Pubblicato in: Dichiarazioni

Sul confuso dibattito in corso sui temi del mercato del lavoro arriverà presto l’ora della verità. Ciò riguarderà specialmente il Pd, il suo profilo e la sua stessa funzione politica. Va riacquistato anzitutto il senso delle proporzioni. Un profondo riaggiustamento delle caotiche regole in materia di mercato del lavoro ereditate dal governo delle destre è certo necessario. Ma è del tutto fuori misura immaginare chissà quali effetti miracolistici di nuovi interventi legislativi. I problemi italiani, ed europei, hanno radici strutturali che poco hanno a che fare con regolazioni formali dei rapporti di lavoro.

Ora non è il tempo di marginali correzioni dell’assetto strutturale italiano. Si tratta di mettere mano a profonde e radicali riforme che riguardano i fondamenti stessi dello Stato e del suo funzionamento: la realizzazione di una fedeltà fiscale di stampo europeo, lo sradicamento della corruzione, l’abbattimento della pletoricità dei livelli istituzionali e delle cariche politiche, il divario, infrastrutturale e civile, tra nord e sud, l’alleggerimento del carico fiscale su lavoro e impresa, il superamento delle strozzature corporative che impediscono unalibera concorrenza nel settore dei servizi, la riconversione ecologica della produzione e dell’urbanistica.

Inutile ricordare che il tema del lavoro per il Pd costituisce una discriminante: lì si pone infatti un intreccio decisivo tra scelte immediate e visione strategica. Di tutto si può discutere e su singoli temi ci si può persino dividere. Questo non è possibile sui temi del lavoro: al momento delle decisioni cruciali lì si gioca infatti non solo l’identità, quanto l’utilità, la stessa riconoscibilità del Pd e della sua proposta poltica. Perciò penso che tutte le proposte di legge fin qui presentate da parlamentari del Pd, nella fase del governo Berlusconi, spesso a fini simbolici o di «manifesto politico», dovrebbero essere accantonate. Accapigliarsi su quale sia la migliore tra di esse sarebbe ora grottesco. Invece che porsi l’inutile compito di effettuare «sintesi» o «mediazioni», che rischiano di essere persino dannose, l’Assemblea nazionale del Pd del 20-21 gennaio dovrebbe concentrarsi
sulla elaborazione di unsemplice deliberato, che si potrebbe tradurre persino in articolato di legge, fondato su alcune essenziali priorità.

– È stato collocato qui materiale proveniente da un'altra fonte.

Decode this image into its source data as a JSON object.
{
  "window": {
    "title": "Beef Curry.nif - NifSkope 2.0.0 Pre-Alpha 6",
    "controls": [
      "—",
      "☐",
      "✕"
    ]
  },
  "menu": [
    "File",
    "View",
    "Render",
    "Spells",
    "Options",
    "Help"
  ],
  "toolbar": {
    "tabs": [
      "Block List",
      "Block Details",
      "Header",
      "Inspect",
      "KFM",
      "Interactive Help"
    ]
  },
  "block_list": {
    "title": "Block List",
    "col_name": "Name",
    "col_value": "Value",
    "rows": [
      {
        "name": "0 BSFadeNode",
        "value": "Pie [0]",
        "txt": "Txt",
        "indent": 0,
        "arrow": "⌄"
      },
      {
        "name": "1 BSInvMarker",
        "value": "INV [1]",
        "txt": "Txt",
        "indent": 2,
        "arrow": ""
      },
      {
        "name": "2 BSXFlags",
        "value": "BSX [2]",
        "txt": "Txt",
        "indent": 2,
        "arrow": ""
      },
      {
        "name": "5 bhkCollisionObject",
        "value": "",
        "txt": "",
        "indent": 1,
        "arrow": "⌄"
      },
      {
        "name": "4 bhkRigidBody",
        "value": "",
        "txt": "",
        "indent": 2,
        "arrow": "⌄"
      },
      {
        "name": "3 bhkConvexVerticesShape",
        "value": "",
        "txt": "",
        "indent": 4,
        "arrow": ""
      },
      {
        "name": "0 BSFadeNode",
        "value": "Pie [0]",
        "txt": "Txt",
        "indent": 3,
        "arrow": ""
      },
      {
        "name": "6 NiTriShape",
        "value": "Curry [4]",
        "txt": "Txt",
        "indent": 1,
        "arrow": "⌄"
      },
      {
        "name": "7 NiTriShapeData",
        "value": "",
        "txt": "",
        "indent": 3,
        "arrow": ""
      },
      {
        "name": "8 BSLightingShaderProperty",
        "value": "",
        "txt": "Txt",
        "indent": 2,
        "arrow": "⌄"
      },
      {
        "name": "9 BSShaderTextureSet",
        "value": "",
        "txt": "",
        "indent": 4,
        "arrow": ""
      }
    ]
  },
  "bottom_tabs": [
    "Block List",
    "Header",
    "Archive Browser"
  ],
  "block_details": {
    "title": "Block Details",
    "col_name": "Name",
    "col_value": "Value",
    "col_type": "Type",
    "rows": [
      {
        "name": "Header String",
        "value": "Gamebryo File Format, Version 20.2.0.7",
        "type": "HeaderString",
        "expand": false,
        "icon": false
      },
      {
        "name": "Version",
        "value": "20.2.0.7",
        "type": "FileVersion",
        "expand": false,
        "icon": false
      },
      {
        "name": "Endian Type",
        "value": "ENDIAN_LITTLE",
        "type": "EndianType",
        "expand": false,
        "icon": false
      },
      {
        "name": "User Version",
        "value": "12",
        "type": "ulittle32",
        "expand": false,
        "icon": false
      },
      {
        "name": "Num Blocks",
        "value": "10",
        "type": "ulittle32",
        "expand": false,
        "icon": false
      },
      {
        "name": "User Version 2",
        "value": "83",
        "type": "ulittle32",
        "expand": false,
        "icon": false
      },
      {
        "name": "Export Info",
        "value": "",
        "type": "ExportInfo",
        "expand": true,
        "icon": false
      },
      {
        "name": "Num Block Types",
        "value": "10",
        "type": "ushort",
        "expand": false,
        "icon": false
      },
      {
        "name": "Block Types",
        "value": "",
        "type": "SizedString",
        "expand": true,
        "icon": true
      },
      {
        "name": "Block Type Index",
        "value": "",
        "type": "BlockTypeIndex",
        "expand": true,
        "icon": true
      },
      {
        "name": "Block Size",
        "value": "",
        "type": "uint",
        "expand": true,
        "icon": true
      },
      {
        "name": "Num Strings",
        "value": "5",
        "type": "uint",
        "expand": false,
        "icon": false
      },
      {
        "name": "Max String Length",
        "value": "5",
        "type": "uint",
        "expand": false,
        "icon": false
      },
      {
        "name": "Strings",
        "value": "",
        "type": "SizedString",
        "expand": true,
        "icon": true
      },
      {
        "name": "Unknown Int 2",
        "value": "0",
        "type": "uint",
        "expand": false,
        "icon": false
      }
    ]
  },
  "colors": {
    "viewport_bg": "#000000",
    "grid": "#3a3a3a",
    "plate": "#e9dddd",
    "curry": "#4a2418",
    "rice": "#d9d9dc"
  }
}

1) Abrogare l’art.8 della l. 148/ 2011, quello che ipotizza la derogabilità dell’intero diritto del lavoro ad opera di contratti aziendali o territoriali;

2) Modificare l’ art.19 dello Statuto nel senso di attribuire il diritto a costituire rappresentanze nei luoghi di lavoro ai sindacati che raggiungono specifiche soglie di rappresentatività, in termini di iscritti o di voti ricevuti, ponendo fine alla aberrante applicazione di tale norma nel senso di escludere i sindacati rappresentativi ma dissenzienti da specifici accordi (come accade alla Fiom negli stabilimenti Fiat), e ripristinando un fondamento essenziale della libertà sindacale;

3) Abrogare le forme più estreme di contratti precari accorpando i contratti atipici in 3/4 figure essenziali: l’apprendistato, il contratto a termine, la somministrazione di lavoro;

4) Rendere convenienti per le imprese con incentivi fiscali le assunzioni a tempo indeterminato;

5) prevedere un nuovo contratto di «ingresso al lavoro», incentivato fiscalmente, per giovani, donne e lavoratori maturi licenziati per motivi di crisi, e assegnare a questi soggetti congrue indennità di avviamento al lavoro, una volta accertato il loro effettivo stato di disoccupazione e la loro autentica volontà di cercare lavoro.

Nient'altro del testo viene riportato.